Tankrechnung geprellt: Holzwickeder kommt Dummheit teuer zu stehen

Dummheit tut weh, sagt der Volksmund. Sie kann einen aber auch teuer zu ste­hen kom­men. Im Fall eines 50-jähri­gen Holzwicked­ers, der sich heute (26. Okto­ber) wegen Betrugs vor dem Amts­gericht Unna ver­ant­worten musste, lässt sich seine Dummheit sog­ar in Cent und Euro bez­if­fern.

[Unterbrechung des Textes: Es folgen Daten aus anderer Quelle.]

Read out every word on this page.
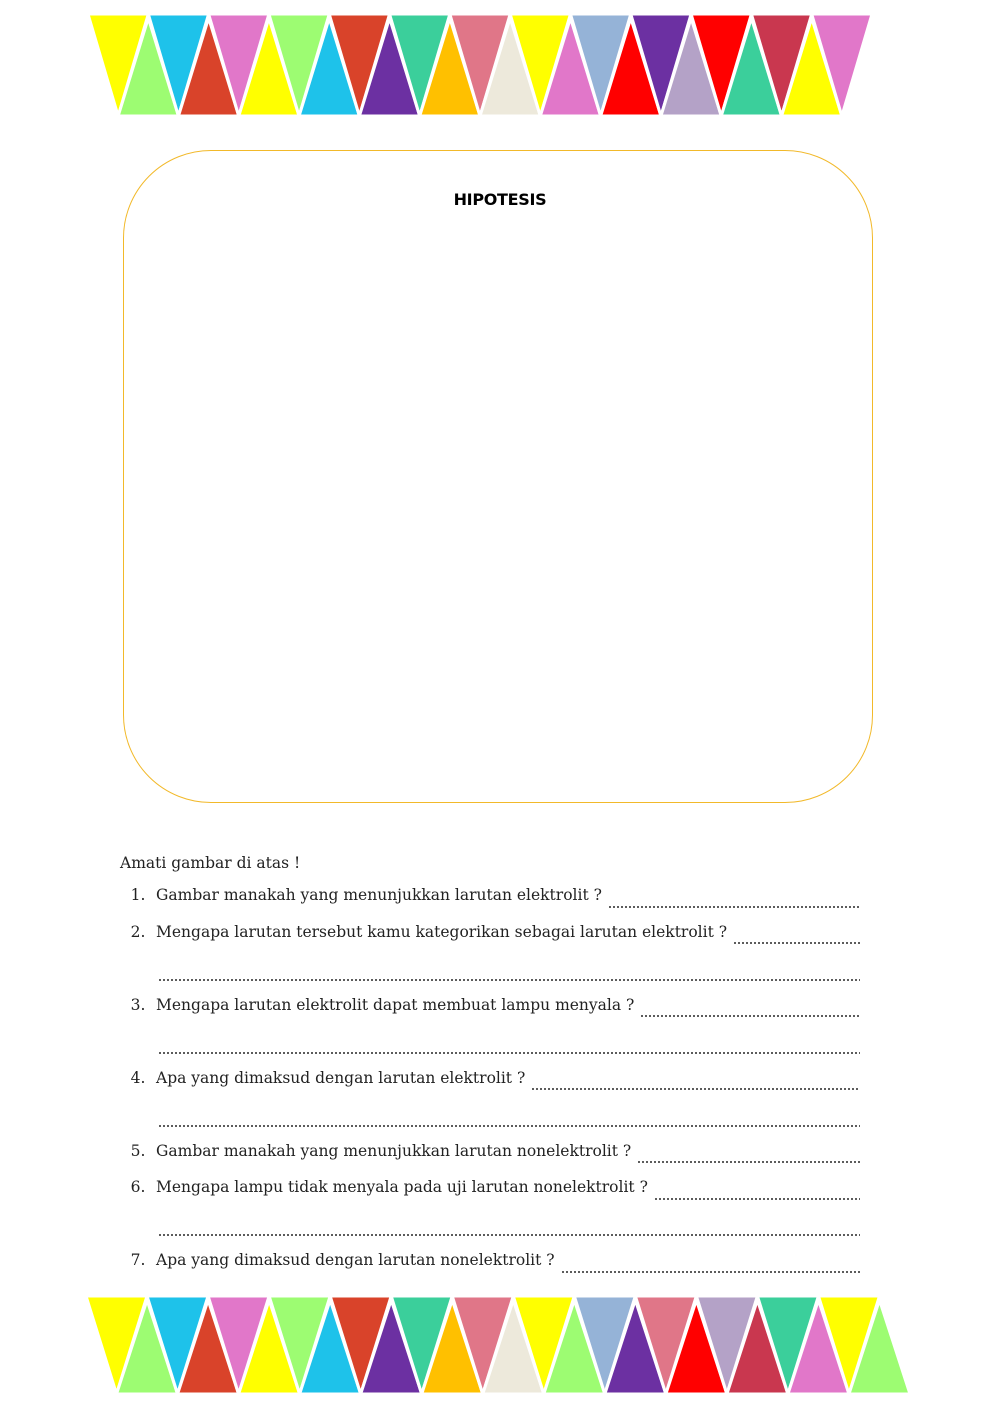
HIPOTESIS
Amati gambar di atas !
1. Gambar manakah yang menunjukkan larutan elektrolit ?
2. Mengapa larutan tersebut kamu kategorikan sebagai larutan elektrolit ?
3. Mengapa larutan elektrolit dapat membuat lampu menyala ?
4. Apa yang dimaksud dengan larutan elektrolit ?
5. Gambar manakah yang menunjukkan larutan nonelektrolit ?
6. Mengapa lampu tidak menyala pada uji larutan nonelektrolit ?
7. Apa yang dimaksud dengan larutan nonelektrolit ?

Der Holzwicked­er hat­te am 13. Sep­tem­ber vorigen Jahres an der Jet-Tankstelle in Hengsen für 15,01 Euro getankt. Als er bezahlen wollte, streik­te das Karten­le­segerät und er hat­te nicht genug Bargeld dabei. Eigentlich kein Prob­lem: Der Holzwicked­er unterze­ich­nete eine Schul­dan­erken­nt­nis, die es dem Tankstel­len­pächter ermöglichte, den Geld­be­trag von seinem Kon­to einzuziehen. Soweit so gut.

Doch die Lastschrift wurde, aus welchen Grün­den auch immer, nicht anerkan­nt – und der Angeklagte ver­säumte es anschließend, die Sache zu klären und den ausste­hen­den Betrag zu über­weisen. Der Tankstel­len­pächter erstat­tete Anzeige wegen Betrugs und beauf­tragte ein Inkas­soun­ternehmen damit, den ausste­hen­den Betrag einzutreiben.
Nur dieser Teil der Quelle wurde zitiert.